Phase Ii Cardiac Rehabilitation

Phase II is the immediate post-discharge phase and normally lasts between 4 and 6 weeks. Often this period at home can be frightening for the patient and significant others. The family may feel isolated after being through a period of close supervision in the hospital environment. Despite these concerns, this phase of rehabilitation is often neglected (BACR, 2000).

Phase II is recognised as the stage where patients initiate some of the lifestyle changes and gradually begin to resume their normal daily activities. Support and guidance are normally provided by cardiac rehabilitation nurses, practice nurses and GPs, although other healthcare team members may also become involved, depending on patient need. This is commonly provided through telephone contact or home visits.

Use of the Heart Manual (Lewin, et al., 1992) is commonly provided in this phase for patients post-MI. This six-week self-help rehabilitation programme is usually introduced by a facilitator during the in-patient phase and addresses health education, exercise and stress management.

Prior to discharge, an individualised activity plan should be prescribed for phase II. An incremental walking plan that is safe and realistic for the individual is often used. A gradual increase in time and distance and the inclusion of a warm-up and cool-down should be encouraged; however, at this stage the pace should be comfortable (BACR, 2000). Intensity should be restricted to less than 4 METS at this stage, frequency of walking should be daily with progression to 30 minutes continuous activity (BACR, 2000; ACSM, 2001). The RPE (Borg, 1982) scale should be used with activity restricted to less than 13 RPE (ACSM, 2001). A pedometer is a useful way for the patient and cardiac care team to monitor walking and progression. In addition, it can help to provide feedback and motivate the patient. Progress will vary but patients should be made aware of how they should feel, avoiding symptoms of over-activity and taught how to manage activity levels accordingly.
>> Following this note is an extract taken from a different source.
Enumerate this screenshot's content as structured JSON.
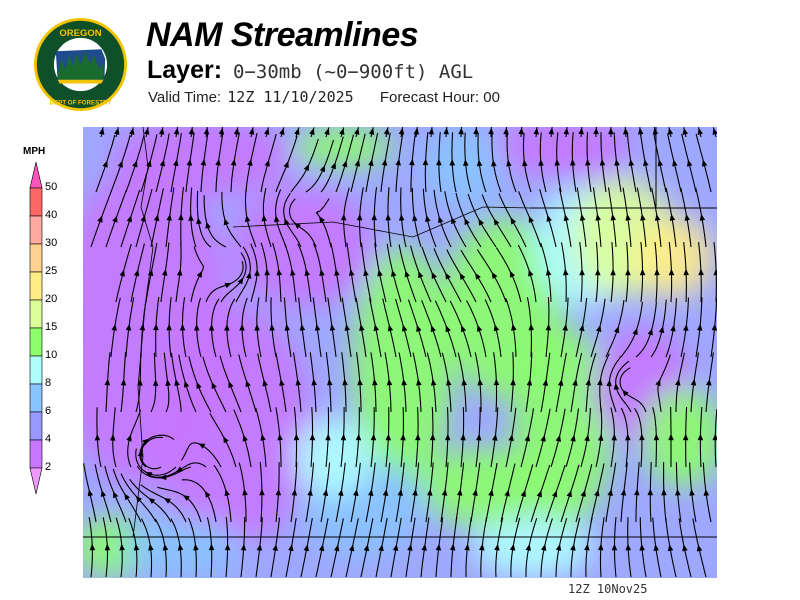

Many patients tire easily in the early stages, but this should gradually diminish (BHF, 2002). Safety considerations, including extreme weather conditions, exercise after food and alcohol, symptom management and glyceryl trinctrate (GTN) use should also be discussed (BACR, 2000).

Dusting, light cooking and other light household tasks should be encouraged initially. Other tasks, such as hoovering, should be left until the patient feels able, or at least until one to two weeks. Around the garden only light tasks are permitted, and this should be emphasised. Heavier tasks and do-it-yourself should be discussed at phase III. Return to sexual relationships should be discussed. Patients should be informed that when they can comfortably climb two flights of stairs they are safe to return to sexual relationships (BHF, 2001). However, post-CABG patients should wait for approximately four weeks (BHF, 2002). A comfortable position should be encouraged, and the partner may want to adopt the more active role initially.